It only took the entire offseason, but the Boston Red Sox were finally able to come to terms with J.D. Martinez. The outfielder/DH and Scott Boras client inked a five-year, $110 million deal with a two-year and a three-year opt-out built in. No owner has bothered to spend big, and Boras was able to extract added value for both Martinez and Eric Hosmer by building in the opt-outs. I’m not settled on whether the front-loaded structure of both deals is an advantage to the players, but all in all, it could be a worse deal.
We all know what the Red Sox needed: They needed power. The team was the worst power outfit among all playoff contenders, and it wasn’t close. Hanley Ramirez and Mitch Moreland could be upgraded upon, and with Martinez primed to DH and spell Andrew Benintendi and Mookie Betts in the outfield, those two can be platooned at first base and hide their weaknesses against same-handed pitching. (One prays that Sox president Dave Dombrowski won’t do something foolish like trade Jackie Bradley, Jr.)
Martinez is a premium power bat. He has been for the last four years. Since 2014, only three players have posted a higher wRC+ than him. Only nine players have hit more home runs. Last year’s .418 xwOBA was the fifth-highest contact quality score of any hitter in baseball. He has steadily improved his walk rate to the point where he draws enough free passes to augment the doubles and dingers and offset the strikeouts. The power-and-patience profile finally completed itself last year.

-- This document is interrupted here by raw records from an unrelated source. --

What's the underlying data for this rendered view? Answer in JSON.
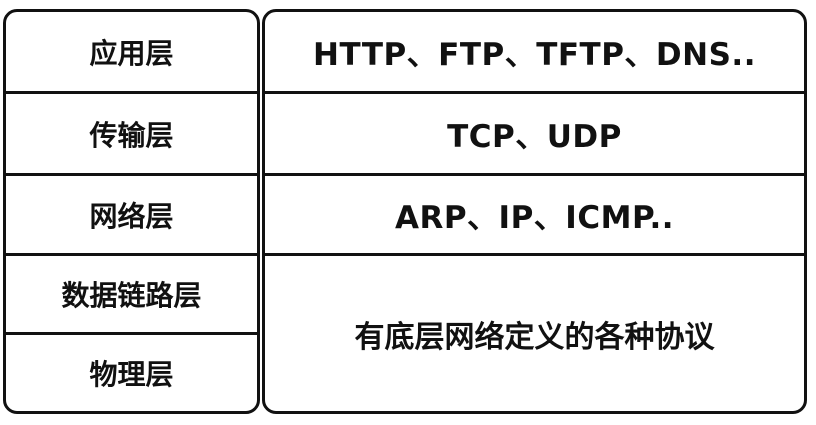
{
  "layers": [
    {
      "name": "应用层",
      "protocols": "HTTP、FTP、TFTP、DNS.."
    },
    {
      "name": "传输层",
      "protocols": "TCP、UDP"
    },
    {
      "name": "网络层",
      "protocols": "ARP、IP、ICMP.."
    },
    {
      "name": "数据链路层"
    },
    {
      "name": "物理层"
    }
  ],
  "bottom_protocols": "有底层网络定义的各种协议"
}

Martinez packs a wallop, and even though he is an iron glove and a leaden runner, his prodigious skills at the plate make him pretty darn terrific for someone who is at best two-dimensional. Martinez managed to accrue four wins of value through his bat alone last year, and hitting only 489 times to boot.

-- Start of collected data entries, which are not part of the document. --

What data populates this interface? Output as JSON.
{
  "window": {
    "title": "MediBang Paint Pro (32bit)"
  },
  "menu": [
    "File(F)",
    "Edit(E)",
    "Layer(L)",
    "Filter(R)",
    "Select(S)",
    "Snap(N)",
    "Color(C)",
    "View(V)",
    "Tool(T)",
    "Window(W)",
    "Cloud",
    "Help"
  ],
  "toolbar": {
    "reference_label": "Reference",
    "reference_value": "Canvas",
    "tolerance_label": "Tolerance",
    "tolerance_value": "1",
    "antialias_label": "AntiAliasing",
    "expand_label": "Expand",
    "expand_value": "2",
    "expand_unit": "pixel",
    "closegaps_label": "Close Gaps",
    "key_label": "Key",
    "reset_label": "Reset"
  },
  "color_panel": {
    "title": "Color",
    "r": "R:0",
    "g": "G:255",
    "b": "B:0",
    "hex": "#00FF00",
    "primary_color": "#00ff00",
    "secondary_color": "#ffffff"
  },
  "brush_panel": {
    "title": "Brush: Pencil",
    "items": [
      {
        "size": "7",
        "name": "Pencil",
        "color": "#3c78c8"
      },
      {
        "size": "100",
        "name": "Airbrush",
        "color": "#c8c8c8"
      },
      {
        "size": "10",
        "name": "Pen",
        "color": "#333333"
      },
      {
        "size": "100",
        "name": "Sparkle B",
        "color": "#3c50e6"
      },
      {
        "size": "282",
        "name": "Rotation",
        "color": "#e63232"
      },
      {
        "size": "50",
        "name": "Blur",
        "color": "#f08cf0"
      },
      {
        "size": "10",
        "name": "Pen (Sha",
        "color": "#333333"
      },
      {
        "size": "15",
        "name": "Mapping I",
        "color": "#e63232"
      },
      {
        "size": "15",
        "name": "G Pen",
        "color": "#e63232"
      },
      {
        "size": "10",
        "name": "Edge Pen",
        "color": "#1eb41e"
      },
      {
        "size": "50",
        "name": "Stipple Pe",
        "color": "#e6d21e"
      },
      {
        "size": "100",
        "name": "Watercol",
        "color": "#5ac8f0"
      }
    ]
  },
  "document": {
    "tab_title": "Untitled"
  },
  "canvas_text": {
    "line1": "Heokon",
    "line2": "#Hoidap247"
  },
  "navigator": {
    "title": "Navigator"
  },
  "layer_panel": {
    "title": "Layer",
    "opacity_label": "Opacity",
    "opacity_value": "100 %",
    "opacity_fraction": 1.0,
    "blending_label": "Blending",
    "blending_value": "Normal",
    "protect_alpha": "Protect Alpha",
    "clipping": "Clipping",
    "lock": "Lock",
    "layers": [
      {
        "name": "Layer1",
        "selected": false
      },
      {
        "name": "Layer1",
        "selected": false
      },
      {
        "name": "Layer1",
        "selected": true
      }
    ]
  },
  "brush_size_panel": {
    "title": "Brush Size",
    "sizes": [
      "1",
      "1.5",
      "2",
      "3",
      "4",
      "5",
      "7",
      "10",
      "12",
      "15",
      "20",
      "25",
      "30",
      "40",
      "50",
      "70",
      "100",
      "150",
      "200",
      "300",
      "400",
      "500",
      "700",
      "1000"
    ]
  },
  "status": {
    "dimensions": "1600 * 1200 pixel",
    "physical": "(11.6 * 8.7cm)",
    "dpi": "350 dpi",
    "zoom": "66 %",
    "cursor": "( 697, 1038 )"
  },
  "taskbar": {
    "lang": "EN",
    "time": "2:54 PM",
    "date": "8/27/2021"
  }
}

There are caveats to a player like Martinez, as there always are. He came out of nowhere in 2014 by changing his swing plane and adding loft, but due to his lack of athleticism and skill anywhere but the plate, he needs the power to stay in place in order to make a difference to a team. That’s why he is moving to the DH slot on the Red Sox. Furthermore, he’s entering his age-30 season. Time isn’t really on Martinez’s side, which is why a contract length of seven years–and six years, for that matter–was always going to be an unrealistic ask. An offensive regression, plus age, plus no value added with the legs or glove, make Martinez a two-win player this year, according to Steamer and PECOTA.
That’s not a bad thing at all! The value of a designated hitter has changed considerably over the years. Players are more athletic than ever, and with big bats sticking at shortstop and center field, one doesn’t demand the same amount of offensive production from the DH slot. An above-average DH is perfectly acceptable for many AL teams. The Red Sox likely have the best DH in the whole league besides Nelson Cruz, which is just gravy.
If Martinez can beat his projections and look more like a three-win hitter this year, maybe he will keep his ceiling high enough for 2019, and then he can hit the market again to cash in even bigger. One hopes that can happen.
The Red Sox should care about right now, however, and they just added 30 home runs to their lineup. Martinez should eat the Green Monster for breakfast. The Yankees are the most elite power lineup among all playoff contenders, and by some estimations the best team in the division. The Sox had to get Martinez. They dragged it out for too long. They are looking at a short-term investment if Martinez is excellent, but that short-term investment will keep them staring down the Yankees for the next two or three seasons. Too few divisions are going to be competitive in 2018; naturally, the AL East climbs to the top of the heap.
Sox fans have Martinez to thank for that.